TECO partners with USF SMART Institute
Published: Thursday, February 28, 2013
Updated: Thursday, February 28, 2013 01:02
USF athletic trainers and athletic training students are gearing up to provide their expertise beyond the conventional sports realm, as a new partnership between USF’s Sport Medicine and Accident Related Trauma (SMART) Institute and Tampa Electric Company (TECO) is set to begin this April.
The new program, created by Dr. Barbara Morris, an adjunct professor of athletic training at USF’s SMART Institute and Darrell Smith, TECO safety coordinator, will allow USF athletic training students to get experience in the industrial world while providing TECO linemen with advice in preventing accidents and injuries on the job.
Morris said the relationship between TECO and USF’s SMART Institute has been in cultivation for the last year and a half.
“I was contacted by TECO as my role as SMART assistant director to do some educational things with their workers on sprains and strains and heat illness, so I had put together presentations and attended their safety meetings,” Morris said. “We started to talk about other ways we could partner on things. I’ve asked TECO if we could do a module in my exercise prescription class on industrial workers. They’ve agreed and are very excited.”
The students will be able to observe the linemen and provide corrective feedback on issues such as proper lifting techniques, the pivoting of feet and core strengthening, Morris said.
“We think of athletic trainers working only with sports teams, but we can look at the lineman job as a sport,” Morris said.
Safety on the job and preventing on-site accidents is a number one concern at TECO, Cherie Jacobs, TECO spokeswoman, said.
“Seventy percent of injuries are sprains and strains,” Jacobs said. “This approach will hopefully help injuries heal faster and increase overall performance. So far this approach has resonated well with our employees.”
The partnership between TECO and USF’s SMART institute, Jacobs said, has proved to be beneficial for TECO employees so far.
“It’s an avenue for employment for the athletic training students,” Morris said. “It’s also an avenue for places like TECO to see what athletic trainers can do on the work side.”
Taylor Creedon, a student in the sports medicine program, said he looks forward to the expansion of traditional roles.

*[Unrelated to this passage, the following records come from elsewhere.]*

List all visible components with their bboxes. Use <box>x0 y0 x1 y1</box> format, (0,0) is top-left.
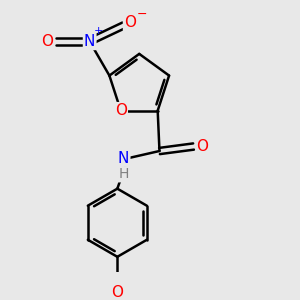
Text: N: N <box>118 151 129 166</box>
Text: N: N <box>84 34 95 49</box>
Text: O: O <box>111 285 123 300</box>
Text: O: O <box>196 139 208 154</box>
Text: −: − <box>136 8 147 21</box>
Text: O: O <box>124 15 136 30</box>
Text: O: O <box>40 34 52 49</box>
Text: H: H <box>118 167 129 181</box>
Text: O: O <box>115 103 127 118</box>
Text: +: + <box>94 26 103 36</box>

“With our courses we are taught that tissue is tissue and will heal as such whether the patient is an athlete or not,” Creedon said. “I hope TECO and USF sports medicine will eventually reach an agreement to facilitate learning in this industrial work environment as this partnership will show ...students that the field of Athletic Training is expanding beyond the courts and fields where we are traditionally observed.”